Rasanya seperti ingin putus asa, tapi keluargaku sedang memerlukan uang untuk kebutuhan sehari hari.

"Mas, badan Fino demam."

Renata berlari menghampiriku, dia memintaku untuk segera ke dalam kamar.

Ku sentuh badan adik Fino, ternyata benar, dia demam tinggi.
Wajahnya begitu pucat, bibirnya kering sekali.

"Kamu punya simpanan kan sayang, kita bawa Fino ke dokter."

Ku ambil dompetku, hanya ada satu lembar uang kertas berwarna merah yang tersisa.

Tiara dirumah dengan orangtuaku, sedangkan kami segera ke dokter.
Bukan kami enggan mengundang dokter ke rumah, kami terpaksa membawa Fino malam malam begini karena uang kami yang sangat minim.

Kami berjalan kurang lebih lima menit untuk sampai ke rumah dokter Heru.

"Adik ini terserang gejala DBD, harus segera di bawa ke rumah sakit untuk menerima perawatan."

*PYAAAARRRRRRRRRRRRRRR*

Kami sontak diam dan saling memandang.

Ya Allah, bagaimana ini.

Di saat keuangan kita sedang krisis begini, kenapa adik Fino harus dirawat di rumah sakit.

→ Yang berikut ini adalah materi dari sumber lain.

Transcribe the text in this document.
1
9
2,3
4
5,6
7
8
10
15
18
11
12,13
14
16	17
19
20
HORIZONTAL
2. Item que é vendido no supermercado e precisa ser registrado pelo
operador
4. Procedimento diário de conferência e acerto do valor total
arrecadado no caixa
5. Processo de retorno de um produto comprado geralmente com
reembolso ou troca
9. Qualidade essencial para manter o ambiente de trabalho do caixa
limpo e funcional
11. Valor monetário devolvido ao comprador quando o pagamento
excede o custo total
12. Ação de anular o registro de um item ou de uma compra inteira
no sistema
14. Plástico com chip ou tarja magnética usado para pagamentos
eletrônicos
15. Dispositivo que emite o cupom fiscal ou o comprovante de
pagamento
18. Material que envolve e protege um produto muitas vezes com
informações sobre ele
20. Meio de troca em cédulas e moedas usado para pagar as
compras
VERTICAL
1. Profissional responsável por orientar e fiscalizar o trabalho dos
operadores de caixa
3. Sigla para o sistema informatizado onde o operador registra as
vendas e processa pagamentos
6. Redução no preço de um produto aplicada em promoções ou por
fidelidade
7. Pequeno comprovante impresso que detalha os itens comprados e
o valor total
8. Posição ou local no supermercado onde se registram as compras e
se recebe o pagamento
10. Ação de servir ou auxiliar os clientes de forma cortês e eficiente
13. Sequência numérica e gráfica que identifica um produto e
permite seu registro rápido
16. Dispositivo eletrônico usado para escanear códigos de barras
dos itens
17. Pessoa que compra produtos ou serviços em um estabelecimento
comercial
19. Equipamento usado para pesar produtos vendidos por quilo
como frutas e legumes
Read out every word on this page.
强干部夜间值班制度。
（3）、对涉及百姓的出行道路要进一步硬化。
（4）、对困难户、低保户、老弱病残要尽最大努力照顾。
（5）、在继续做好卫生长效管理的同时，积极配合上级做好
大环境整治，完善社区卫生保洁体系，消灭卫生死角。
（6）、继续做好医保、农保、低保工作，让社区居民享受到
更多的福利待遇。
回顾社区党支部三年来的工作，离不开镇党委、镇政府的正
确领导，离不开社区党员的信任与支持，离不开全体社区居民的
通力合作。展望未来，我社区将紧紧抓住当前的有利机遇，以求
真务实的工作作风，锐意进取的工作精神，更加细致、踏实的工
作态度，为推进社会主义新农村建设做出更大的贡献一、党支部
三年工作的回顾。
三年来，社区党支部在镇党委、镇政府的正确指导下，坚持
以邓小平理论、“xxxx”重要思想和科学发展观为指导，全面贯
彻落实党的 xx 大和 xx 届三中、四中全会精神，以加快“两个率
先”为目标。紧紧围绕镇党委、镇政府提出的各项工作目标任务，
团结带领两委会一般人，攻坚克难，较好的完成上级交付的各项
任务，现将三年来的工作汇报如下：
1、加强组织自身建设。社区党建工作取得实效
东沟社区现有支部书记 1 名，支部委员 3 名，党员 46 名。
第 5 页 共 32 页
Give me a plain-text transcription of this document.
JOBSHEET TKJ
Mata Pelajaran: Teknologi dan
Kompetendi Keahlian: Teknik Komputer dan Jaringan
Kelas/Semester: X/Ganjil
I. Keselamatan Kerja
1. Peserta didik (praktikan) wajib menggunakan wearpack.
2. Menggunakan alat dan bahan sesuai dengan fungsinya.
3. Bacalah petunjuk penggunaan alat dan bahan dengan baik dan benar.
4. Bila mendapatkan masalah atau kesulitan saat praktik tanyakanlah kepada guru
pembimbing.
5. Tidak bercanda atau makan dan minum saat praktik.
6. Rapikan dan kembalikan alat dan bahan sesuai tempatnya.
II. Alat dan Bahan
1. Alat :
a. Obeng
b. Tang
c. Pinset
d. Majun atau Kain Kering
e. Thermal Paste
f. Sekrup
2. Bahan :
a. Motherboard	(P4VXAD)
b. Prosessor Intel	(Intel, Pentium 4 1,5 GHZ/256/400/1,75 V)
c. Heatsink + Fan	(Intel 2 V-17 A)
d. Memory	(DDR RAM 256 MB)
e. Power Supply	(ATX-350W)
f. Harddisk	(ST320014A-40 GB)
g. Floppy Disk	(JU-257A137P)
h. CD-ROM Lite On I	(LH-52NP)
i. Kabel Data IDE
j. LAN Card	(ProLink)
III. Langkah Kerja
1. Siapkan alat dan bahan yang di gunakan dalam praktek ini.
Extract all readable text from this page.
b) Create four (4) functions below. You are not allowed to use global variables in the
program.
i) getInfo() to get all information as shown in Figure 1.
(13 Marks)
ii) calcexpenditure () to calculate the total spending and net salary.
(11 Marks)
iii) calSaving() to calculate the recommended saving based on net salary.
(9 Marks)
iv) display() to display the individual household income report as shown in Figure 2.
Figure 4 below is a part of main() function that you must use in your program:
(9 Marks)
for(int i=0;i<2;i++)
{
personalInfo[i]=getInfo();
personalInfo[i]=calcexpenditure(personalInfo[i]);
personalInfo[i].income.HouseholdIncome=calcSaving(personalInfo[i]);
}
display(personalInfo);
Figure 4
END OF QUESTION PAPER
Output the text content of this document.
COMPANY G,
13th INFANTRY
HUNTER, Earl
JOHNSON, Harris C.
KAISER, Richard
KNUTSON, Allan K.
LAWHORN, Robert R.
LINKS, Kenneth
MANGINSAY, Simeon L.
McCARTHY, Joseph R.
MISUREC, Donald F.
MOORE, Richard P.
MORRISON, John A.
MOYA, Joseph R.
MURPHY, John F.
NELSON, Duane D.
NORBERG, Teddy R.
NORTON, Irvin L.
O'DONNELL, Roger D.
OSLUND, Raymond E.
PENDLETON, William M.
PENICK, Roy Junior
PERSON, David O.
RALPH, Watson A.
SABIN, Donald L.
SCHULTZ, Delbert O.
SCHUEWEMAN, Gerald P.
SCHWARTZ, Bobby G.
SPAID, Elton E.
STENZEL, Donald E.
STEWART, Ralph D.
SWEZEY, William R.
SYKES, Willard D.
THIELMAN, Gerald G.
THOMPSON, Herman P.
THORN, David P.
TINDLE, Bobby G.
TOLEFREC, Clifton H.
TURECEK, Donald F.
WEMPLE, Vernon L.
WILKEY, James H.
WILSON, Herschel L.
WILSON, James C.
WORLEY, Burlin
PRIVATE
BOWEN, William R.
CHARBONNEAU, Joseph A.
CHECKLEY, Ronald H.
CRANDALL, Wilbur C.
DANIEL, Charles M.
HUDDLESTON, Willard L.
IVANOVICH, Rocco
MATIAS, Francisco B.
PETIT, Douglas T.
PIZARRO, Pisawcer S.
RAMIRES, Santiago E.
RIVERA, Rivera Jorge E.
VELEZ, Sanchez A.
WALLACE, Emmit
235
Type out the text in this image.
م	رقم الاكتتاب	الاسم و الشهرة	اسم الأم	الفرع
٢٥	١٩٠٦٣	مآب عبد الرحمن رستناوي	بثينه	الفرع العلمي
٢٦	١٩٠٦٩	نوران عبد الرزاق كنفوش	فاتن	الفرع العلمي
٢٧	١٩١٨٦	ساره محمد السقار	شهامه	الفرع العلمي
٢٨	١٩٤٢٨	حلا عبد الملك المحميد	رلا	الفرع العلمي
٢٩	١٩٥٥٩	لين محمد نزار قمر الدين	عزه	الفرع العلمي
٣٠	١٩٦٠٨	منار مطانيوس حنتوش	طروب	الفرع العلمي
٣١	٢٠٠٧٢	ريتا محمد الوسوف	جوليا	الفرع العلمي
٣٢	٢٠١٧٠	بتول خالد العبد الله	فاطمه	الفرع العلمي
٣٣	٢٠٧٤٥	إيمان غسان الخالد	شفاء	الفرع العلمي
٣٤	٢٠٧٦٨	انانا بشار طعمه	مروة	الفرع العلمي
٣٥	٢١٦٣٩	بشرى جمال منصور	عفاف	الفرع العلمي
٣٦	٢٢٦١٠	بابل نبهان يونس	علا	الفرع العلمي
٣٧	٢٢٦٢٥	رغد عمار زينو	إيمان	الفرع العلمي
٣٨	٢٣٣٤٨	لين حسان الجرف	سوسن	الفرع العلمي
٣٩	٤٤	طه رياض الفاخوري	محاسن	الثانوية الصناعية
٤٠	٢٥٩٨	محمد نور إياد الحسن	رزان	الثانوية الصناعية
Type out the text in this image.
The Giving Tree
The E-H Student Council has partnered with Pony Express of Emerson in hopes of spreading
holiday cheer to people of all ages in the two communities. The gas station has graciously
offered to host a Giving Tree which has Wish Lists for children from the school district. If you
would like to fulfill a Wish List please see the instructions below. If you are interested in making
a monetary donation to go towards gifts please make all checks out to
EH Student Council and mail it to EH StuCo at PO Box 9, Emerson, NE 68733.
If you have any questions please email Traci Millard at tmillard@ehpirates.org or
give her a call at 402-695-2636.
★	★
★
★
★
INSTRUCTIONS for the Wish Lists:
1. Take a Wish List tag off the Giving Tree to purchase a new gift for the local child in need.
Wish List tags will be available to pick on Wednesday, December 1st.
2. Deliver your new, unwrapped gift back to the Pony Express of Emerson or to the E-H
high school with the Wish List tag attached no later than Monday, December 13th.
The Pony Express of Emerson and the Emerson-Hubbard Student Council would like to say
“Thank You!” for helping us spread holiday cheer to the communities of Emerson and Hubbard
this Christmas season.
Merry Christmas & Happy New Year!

Kami pulang dengan setengah berlari, ada rasa cemas sembari kami memandangi wajah Fino.
Ingin rasanya cepat membawa anakku ke rumah sakit. Tidak perduli uang dari mana nantinya, yang terpenting dia bisa menerima perawatan disana.

*********

"Mas, darimana kita bisa membayar rumah sakit nanti," Renata mendekat.

"Kamu tenang saja, itu urusanku ya. Kamu fokus menjaga Fino."

Aku mencoba menenangkan istriku, padahal aku juga tidak tau darimana aku mendapatkan uang.

"Aku pamit pulang dulu ya, siapa tau aku dapat pinjaman untuk biaya rumah sakit adik Fino,"

Renata mencium punggung tanganku dan kembali ke dalam ruangan dengan bapak. Tiara ada di rumah bersama ibu.

"Ya Tuhan, kemana aku harus mencari pinjaman, sedangkan aku saja belum bekerja. Bagaiamana caranya aku membayarnya nanti."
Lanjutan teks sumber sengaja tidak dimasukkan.